National Review

Jeffrey Hart, R.I.P.

Jeffrey Hart with his grandchildren. (Ben Hart)
Remembering the former National Review senior editor

Was there a better teacher? Most of Jeff Hart’s colleagues had not matriculated at Dartmouth, where he taught 18th-century English and his beloved moderns, Fitzgerald and Hemingway. But we all learned from him, about these subjects and so much else, via his articles, reviews, and the flow of his casual talk. Learned, witty, spiced at times with an eyewitness touch (his story of W. H. Auden dropping his 3-by-5 cards before a lecture at Dartmouth and being too many sheets to the wind to reorder them, was priceless: Auden made some interesting points, Jeff’s colleagues said, but wasn’t he a bit — disjointed?). Jeff also knew everything about tennis — he had played Don Budge — and college sports.

Like all great teachers, he was a great encourager of others. The conservative movement is filled with his protégés — Paul Gigot, Peter Robinson, James Panero, Laura Ingraham, Dinesh D’Souza. But he took an interest in all who came through NR’s doors, however fleetingly. We were always welcome speaking guests at Dartmouth, and houseguests of his.

At NR he was WFB’s indispensable right hand, ready to put together a magazine or run an editorial conference on the not-infrequent occasions when No. 1 had some other unbreakable engagement. Sparks could fly — Jeff was a bonny fighter, and his editorial prose showed it — but he guaranteed that the wheels would spin.

Ideologically, Jeff was a fan of Richard Nixon and his attempts to broaden the Republican and conservative coalitions along what Nixon called “new majority lines.” Watergate derailed that strategy, but Jeff was always alert for opportunities to resurrect it. Checking the boxes on intellectual litmus tests was never his thing.

It is only fair to him to say that he became disaffected from many of his former commitments during the tenure of George W. Bush.
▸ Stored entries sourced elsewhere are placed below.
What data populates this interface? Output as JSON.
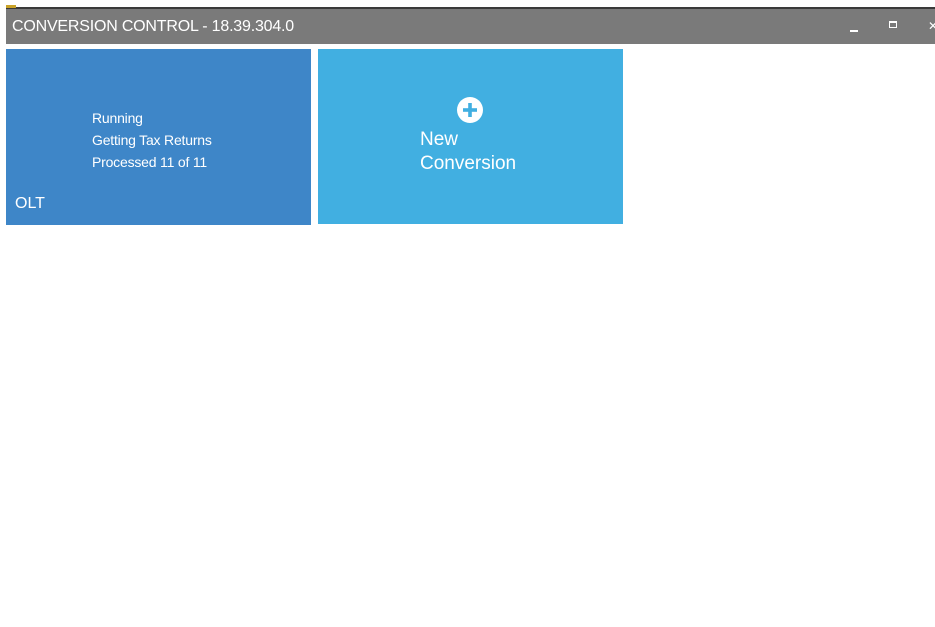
{
  "window": {
    "title": "CONVERSION CONTROL - 18.39.304.0",
    "controls": {
      "minimize_icon": "minimize-icon",
      "maximize_icon": "maximize-icon",
      "close_icon": "close-icon",
      "close_glyph": "✕"
    }
  },
  "tiles": [
    {
      "name": "OLT",
      "status": [
        "Running",
        "Getting Tax Returns",
        "Processed 11 of 11"
      ],
      "color": "#3e86c8"
    },
    {
      "label_line1": "New",
      "label_line2": "Conversion",
      "icon": "plus-circle-icon",
      "color": "#41afe1"
    }
  ],
  "colors": {
    "titlebar": "#7a7a7a",
    "text": "#ffffff",
    "background": "#ffffff"
  }
}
Part of it was cultural: Old Ivy League loyalties die hard, and though W went to Yale, his Texas/Evangelical manners turned Jeff off. The Iraq and Afghanistan wars also struck him as costly debacles.
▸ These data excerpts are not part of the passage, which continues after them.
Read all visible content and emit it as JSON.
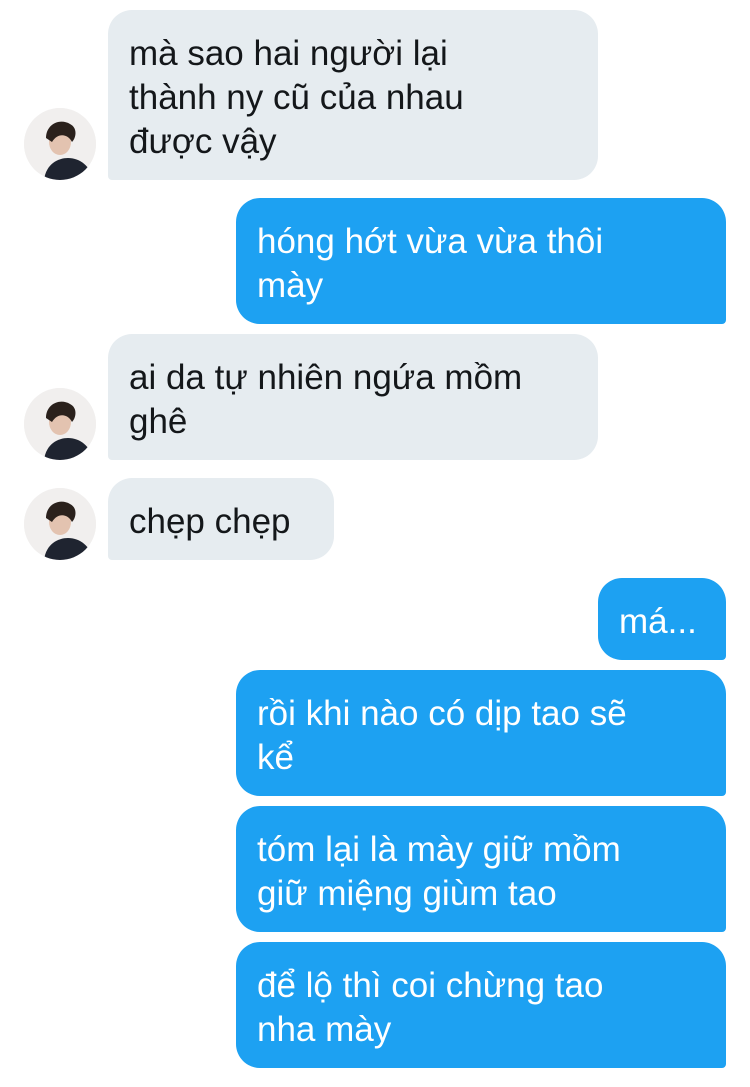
{
  "conversation": {
    "messages": [
      {
        "sender": "contact",
        "text": "mà sao hai người lại\nthành ny cũ của nhau\nđược vậy"
      },
      {
        "sender": "me",
        "text": "hóng hớt vừa vừa thôi\nmày"
      },
      {
        "sender": "contact",
        "text": "ai da tự nhiên ngứa mồm\nghê"
      },
      {
        "sender": "contact",
        "text": "chẹp chẹp"
      },
      {
        "sender": "me",
        "text": "má..."
      },
      {
        "sender": "me",
        "text": "rồi khi nào có dịp tao sẽ\nkể"
      },
      {
        "sender": "me",
        "text": "tóm lại là mày giữ mồm\ngiữ miệng giùm tao"
      },
      {
        "sender": "me",
        "text": "để lộ thì coi chừng tao\nnha mày"
      }
    ]
  },
  "contact": {
    "avatar_icon": "user-avatar-icon"
  },
  "colors": {
    "incoming_bubble": "#e6ecf0",
    "incoming_text": "#14171a",
    "outgoing_bubble": "#1da1f2",
    "outgoing_text": "#ffffff"
  }
}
Jeff would no doubt have recalled a witticism of one of his favorite Tories, Dr. Johnson: When a butcher tells you that his heart bleeds for his country, he has in fact no uneasy feeling. Cynical? Perhaps — but also realistic, about men, politics, and the vanity of presuming that one can figure everything out.

What Jeff’s friends may remember most is his laugh. He laughed at your jokes, and he laughed at his own — in such a way, always, that you were welcomed to join in. Our thoughts go to his family, and his many many former students. Dead at 88, R.I.P.

The Editors comprise the senior editorial staff of the National Review magazine and website.